This document is a work in progress and currently provides a place to collect things that should be added to the documentation. Some of these items are just guesses at this stage as I'm developing a deeper understanding of the Kopi architecture.
Basically the classes can be divided into four groups: classes related to parsing, AST classes, classes used for code generation, and utility classes. Instances of the AST classes are the output of the parser; instances of the code generation classes are the output of walking the ASTs. The ASTs are "self-walking" for the most part, by which I mean the methods for performing an operation on the tree are coded into the node classes. An accept method is provided, but the visitor pattern seems to be used only for unparsing the tree (for debugging purposes).
The JPhylum hierarchy contains all classes representing AST nodes.
The CType hierarchy represents all the types in Java.
The CContext hierarchy is used for control flow analysis and variable scoping during typechecking.
Classes of the CMember hierarchy represent the signatures of classes, interfaces, fields, and methods.
The ANTLR translator-generator tool is used for lexing and parsing. Classes related to parsing include:
The three checking passes in the compilation sequence can be understood in terms of the JVM execution sequence [JLS 12.]. The interface checking pass is analogous to loading and linking [JLS 12.2, 12.3]. The initializers checking pass is analogous to initialization of classes and interfaces [JLS 12.4]. Finally the pass for checking bodies is analogous to creation of instances and execution. [12.5].
The primary purpose of this path is to gather information about type signatures so that the typecheck pass can do things like finding the generic function invoked by a method call. Checks the basic interfaces to make sure things generally look OK. Moves augmenting methods into local classes if appropriate. This pass gathers information about the type signatures of everything (imported class files, classes being compiled, methods, fields, etc...) needed for the later passes. This information is stored in a CCompilationUnit instance and instances of CMember that are bound to the AST. Also adds things like the default constructor and the initializer method to the AST.
Checks the initializer methods that were creating during the interface checking pass. The checks performed are like those in the interface checking pass. Additionally full blown typechecking is done on the static initializers using a context that, appropriately, does not contain information for the typechecking of instance members.
Typechecks the code. A series of context classes (subclasses of
CContext
) are passed through the various typecheck
methods of the AST nodes. The typechecking generally follows the
control flow of the source code being compiled. The contexts are
mutated to collected the information gathered during typechecking.

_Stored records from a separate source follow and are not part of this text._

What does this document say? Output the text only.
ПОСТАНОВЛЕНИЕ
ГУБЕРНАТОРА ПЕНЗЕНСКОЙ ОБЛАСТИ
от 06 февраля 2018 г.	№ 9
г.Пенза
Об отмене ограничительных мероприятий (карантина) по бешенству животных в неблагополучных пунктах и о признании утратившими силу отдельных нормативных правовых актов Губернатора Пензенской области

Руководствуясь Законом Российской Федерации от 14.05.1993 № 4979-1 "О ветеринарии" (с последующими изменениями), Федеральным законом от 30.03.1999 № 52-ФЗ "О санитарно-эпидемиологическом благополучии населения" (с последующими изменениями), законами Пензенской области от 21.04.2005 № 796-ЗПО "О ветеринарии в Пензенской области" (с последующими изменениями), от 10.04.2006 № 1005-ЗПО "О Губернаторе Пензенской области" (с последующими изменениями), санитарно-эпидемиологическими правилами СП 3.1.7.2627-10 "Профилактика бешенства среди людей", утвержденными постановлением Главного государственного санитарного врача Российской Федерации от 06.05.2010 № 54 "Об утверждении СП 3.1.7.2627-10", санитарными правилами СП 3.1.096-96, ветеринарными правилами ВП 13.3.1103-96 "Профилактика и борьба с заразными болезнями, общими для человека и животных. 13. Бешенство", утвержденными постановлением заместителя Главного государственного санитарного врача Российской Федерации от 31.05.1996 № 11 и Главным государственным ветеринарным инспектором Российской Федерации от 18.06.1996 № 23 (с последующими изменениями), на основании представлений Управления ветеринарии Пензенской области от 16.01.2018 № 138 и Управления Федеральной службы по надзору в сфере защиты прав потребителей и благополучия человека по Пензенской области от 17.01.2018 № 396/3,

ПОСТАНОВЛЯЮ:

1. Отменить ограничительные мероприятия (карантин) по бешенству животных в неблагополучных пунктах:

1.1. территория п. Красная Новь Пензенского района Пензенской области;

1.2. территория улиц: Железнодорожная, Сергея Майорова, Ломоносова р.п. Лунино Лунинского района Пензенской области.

For example, when a variable declaration is typechecked the context
for the scope of that variable is mutated to include the type
information for the variable. Once typechecking of that scope is
complete the context for that scope is merged with the surrounding
context and the information from that variable is
"popped".
In the typecheck pass we treat external methods as belonging to the classes they augment and handle multiple dispatch as if it was part of the target language. In other words, the typecheck pass mimics the semantics of MultiJava not the implementation.
to be completed
Open members are imported into a compilation unit using a mechanism
similar to Java's import mechanism. In the current version of the
compiler a separate keyword include
is used to import
compilation units declaring open members. This is an implementation
convenience and we expect to use the Java import
keyword
in the future.
Like with Java's import mechanism, when a compilation unit
U includes an external generic function M this
effectively alters the search space for resolving identifiers in
U's source code. Thus the identifier M appearing in
U may refer to a member declared in the included generic
function. The following functionality is not yet
implemented. If U declares a class C that is
augmented by M, then the members declared in M are
considered members of C. That is, a (direct or transitive)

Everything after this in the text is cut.